Drugs requiring prior authorization must meet specific criteria for use before they will be considered a covered benefit. The process usually involves these steps:

  1. Your practitioner submits certain medical information to help us make a decision.
  2. Your practitioner’s office and you are notified as to whether or not the drug is approved.
  3. If a drug prior authorization has been denied or not submitted, your pharmacy will not be able to file the drug claim under your prescription benefit, so you will be responsible for the entire cost of the prescription.

What if my drug isn’t on the formulary (exceptions)?

A drug formulary is a list of prescription drugs, both generic and brand name, used by practitioners to identify drugs that offer the greatest overall value.

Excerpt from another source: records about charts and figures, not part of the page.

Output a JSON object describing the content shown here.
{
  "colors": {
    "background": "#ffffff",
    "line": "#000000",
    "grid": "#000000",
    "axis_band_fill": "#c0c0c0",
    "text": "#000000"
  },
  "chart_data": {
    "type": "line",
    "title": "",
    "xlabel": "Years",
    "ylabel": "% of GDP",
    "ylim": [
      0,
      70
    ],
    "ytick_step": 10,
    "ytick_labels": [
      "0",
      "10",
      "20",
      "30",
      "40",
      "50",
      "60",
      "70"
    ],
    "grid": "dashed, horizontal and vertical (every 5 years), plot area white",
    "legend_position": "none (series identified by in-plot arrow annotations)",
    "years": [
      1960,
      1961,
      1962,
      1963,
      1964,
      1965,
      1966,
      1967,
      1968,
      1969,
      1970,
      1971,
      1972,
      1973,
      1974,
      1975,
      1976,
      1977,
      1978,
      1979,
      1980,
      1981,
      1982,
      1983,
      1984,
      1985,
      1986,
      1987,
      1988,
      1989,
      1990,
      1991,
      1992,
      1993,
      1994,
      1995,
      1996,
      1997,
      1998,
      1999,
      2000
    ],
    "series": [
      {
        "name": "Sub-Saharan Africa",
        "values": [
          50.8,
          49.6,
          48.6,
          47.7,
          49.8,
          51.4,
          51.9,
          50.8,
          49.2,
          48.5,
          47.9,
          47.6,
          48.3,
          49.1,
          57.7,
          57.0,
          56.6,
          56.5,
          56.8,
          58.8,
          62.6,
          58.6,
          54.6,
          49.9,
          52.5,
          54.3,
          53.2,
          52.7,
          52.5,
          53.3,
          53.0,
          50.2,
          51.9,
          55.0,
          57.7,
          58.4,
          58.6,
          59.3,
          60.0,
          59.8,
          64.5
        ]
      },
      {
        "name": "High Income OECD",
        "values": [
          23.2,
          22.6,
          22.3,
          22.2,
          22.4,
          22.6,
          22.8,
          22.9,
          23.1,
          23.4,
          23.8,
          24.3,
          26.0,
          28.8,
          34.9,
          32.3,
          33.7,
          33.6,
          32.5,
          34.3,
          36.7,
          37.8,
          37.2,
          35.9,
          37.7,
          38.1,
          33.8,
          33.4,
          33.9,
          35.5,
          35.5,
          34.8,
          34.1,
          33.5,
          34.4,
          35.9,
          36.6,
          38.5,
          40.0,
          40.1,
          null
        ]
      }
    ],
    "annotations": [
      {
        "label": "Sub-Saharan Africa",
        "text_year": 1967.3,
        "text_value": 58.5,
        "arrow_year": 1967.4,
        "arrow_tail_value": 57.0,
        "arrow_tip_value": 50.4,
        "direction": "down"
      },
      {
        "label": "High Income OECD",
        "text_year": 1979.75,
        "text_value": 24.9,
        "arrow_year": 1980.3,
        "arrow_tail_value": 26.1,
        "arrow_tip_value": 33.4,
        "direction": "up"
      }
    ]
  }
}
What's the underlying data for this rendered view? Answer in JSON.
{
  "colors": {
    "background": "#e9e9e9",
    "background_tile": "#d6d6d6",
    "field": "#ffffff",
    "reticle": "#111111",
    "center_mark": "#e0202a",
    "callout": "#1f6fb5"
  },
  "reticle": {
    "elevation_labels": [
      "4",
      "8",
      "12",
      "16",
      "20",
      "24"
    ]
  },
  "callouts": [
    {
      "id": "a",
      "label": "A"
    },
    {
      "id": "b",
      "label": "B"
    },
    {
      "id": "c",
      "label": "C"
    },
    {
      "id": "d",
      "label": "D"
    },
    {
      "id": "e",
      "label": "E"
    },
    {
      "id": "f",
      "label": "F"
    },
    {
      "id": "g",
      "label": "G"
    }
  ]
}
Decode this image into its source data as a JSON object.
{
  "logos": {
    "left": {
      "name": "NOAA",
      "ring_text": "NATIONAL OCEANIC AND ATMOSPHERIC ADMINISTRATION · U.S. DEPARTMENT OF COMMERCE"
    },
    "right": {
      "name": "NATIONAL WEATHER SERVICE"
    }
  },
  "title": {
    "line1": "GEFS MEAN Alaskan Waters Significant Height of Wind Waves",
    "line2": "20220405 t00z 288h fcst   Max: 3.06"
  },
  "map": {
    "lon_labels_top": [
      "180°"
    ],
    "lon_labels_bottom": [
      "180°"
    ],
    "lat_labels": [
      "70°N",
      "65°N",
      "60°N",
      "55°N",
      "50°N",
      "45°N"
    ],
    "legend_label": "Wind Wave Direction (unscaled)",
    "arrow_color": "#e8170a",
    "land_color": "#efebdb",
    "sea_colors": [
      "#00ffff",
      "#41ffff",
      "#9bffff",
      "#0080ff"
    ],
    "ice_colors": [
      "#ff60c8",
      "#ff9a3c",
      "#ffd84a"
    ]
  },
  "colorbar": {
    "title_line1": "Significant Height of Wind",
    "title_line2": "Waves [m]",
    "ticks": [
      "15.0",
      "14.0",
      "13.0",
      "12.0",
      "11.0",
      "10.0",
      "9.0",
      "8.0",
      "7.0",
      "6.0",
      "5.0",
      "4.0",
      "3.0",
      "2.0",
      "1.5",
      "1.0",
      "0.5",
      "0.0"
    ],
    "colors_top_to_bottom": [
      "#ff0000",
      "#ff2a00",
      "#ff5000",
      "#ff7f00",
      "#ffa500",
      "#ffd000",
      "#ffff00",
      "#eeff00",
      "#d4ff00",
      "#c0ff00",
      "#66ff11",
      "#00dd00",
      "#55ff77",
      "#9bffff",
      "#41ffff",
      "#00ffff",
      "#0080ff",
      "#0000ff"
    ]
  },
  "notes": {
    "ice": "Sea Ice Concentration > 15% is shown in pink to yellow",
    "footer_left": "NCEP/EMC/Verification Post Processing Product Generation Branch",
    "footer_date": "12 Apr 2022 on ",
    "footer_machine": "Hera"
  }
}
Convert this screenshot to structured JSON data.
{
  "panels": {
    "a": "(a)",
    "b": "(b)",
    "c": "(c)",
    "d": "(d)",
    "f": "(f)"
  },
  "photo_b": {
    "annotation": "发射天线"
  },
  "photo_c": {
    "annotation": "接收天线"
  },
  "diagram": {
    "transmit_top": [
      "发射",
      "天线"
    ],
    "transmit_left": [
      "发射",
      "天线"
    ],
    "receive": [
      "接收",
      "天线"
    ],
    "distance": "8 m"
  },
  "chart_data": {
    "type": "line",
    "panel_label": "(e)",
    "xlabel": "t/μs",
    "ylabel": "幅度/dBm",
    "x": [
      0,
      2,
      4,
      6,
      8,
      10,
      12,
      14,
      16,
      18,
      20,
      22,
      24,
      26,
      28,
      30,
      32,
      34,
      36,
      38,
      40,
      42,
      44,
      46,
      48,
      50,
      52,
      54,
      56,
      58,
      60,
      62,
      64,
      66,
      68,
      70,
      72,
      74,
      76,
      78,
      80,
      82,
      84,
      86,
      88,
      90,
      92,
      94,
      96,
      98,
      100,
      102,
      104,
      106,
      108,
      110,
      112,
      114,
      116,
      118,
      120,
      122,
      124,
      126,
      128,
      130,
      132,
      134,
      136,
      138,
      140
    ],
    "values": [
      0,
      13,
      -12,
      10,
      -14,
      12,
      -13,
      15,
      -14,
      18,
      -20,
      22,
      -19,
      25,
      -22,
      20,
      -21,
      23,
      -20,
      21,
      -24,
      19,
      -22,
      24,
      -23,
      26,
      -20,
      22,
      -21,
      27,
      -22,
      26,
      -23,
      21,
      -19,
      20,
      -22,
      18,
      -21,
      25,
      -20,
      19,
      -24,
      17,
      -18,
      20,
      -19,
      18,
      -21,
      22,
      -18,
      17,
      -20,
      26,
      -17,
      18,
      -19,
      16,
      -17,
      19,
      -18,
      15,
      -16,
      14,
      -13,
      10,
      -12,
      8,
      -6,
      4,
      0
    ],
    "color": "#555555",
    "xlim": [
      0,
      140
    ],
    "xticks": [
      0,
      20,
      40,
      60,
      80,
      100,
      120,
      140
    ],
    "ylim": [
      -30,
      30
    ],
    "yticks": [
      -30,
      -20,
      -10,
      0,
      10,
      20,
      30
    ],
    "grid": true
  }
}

The formulary does not contain a complete list of all available drugs. In addition, some drugs may require a prior authorization prior to coverage while others may not be covered on the formulary.

We have an exception process for individuals to request coverage of a drug that is not on our prescription drug formulary. You, your authorized representative, or prescribing health care provider may request access to clinically appropriate drugs that are not otherwise covered by the health plan’s drug formulary through an approved exception. An exception request can be requested for both urgent and non-urgent circumstances.

If you would like to initiate a formulary exception through your provider, please have them contact Express Scripts for more information or to start a request.

Why is a formulary drug getting rejected?

The following is a list of common reasons a prescription may not process at the pharmacy.

  • Prior authorization is required but has not been obtained.
  • The pharmacy may be submitting the claim under the wrong family member. For example, a prescription for an oral contraceptive will only process if the family member is female.
  • Some drugs, like migraine medications, are not taken every day. If the pharmacy is submitting a quantity larger than what is allowed, the prescription will not process.
  • Retail pharmacies are only able to dispense up to a continuous 30-day supply of medication. If your pharmacy is trying to dispense greater than this amount, the prescription will not process.

To answer your specific questions, please contact Express Scripts Customer Service for more information.

If your health plan includes a prescription drug home delivery benefit, you can find answers to common questions here.

How do I submit a prescription to the home delivery pharmacy

  1. Obtain a written prescription from your doctor. Make sure your doctor writes the prescription for up to a 90-day supply of your medication (or for the maximum days supply allowed by your benefit). The prescription should include refills for up to one year, if appropriate.
  2. Write the patient’s name, ID number, address and date of birth on the prescription.
  3. Download the Express Scripts® Home Delivery Order Form and follow the instructions.
  4. Attach your written prescription to the form as indicated.
  5. Mail the order form and written prescription to this address:

What if I do not have a written prescription?

Your doctor will need to verify the Patient Information, attach your new prescription, and fax your order to Express Scripts at 1-800-521-5779. This must be faxed from your doctor’s office. Faxes sent from other locations (such as your home or workplace) will not be accepted.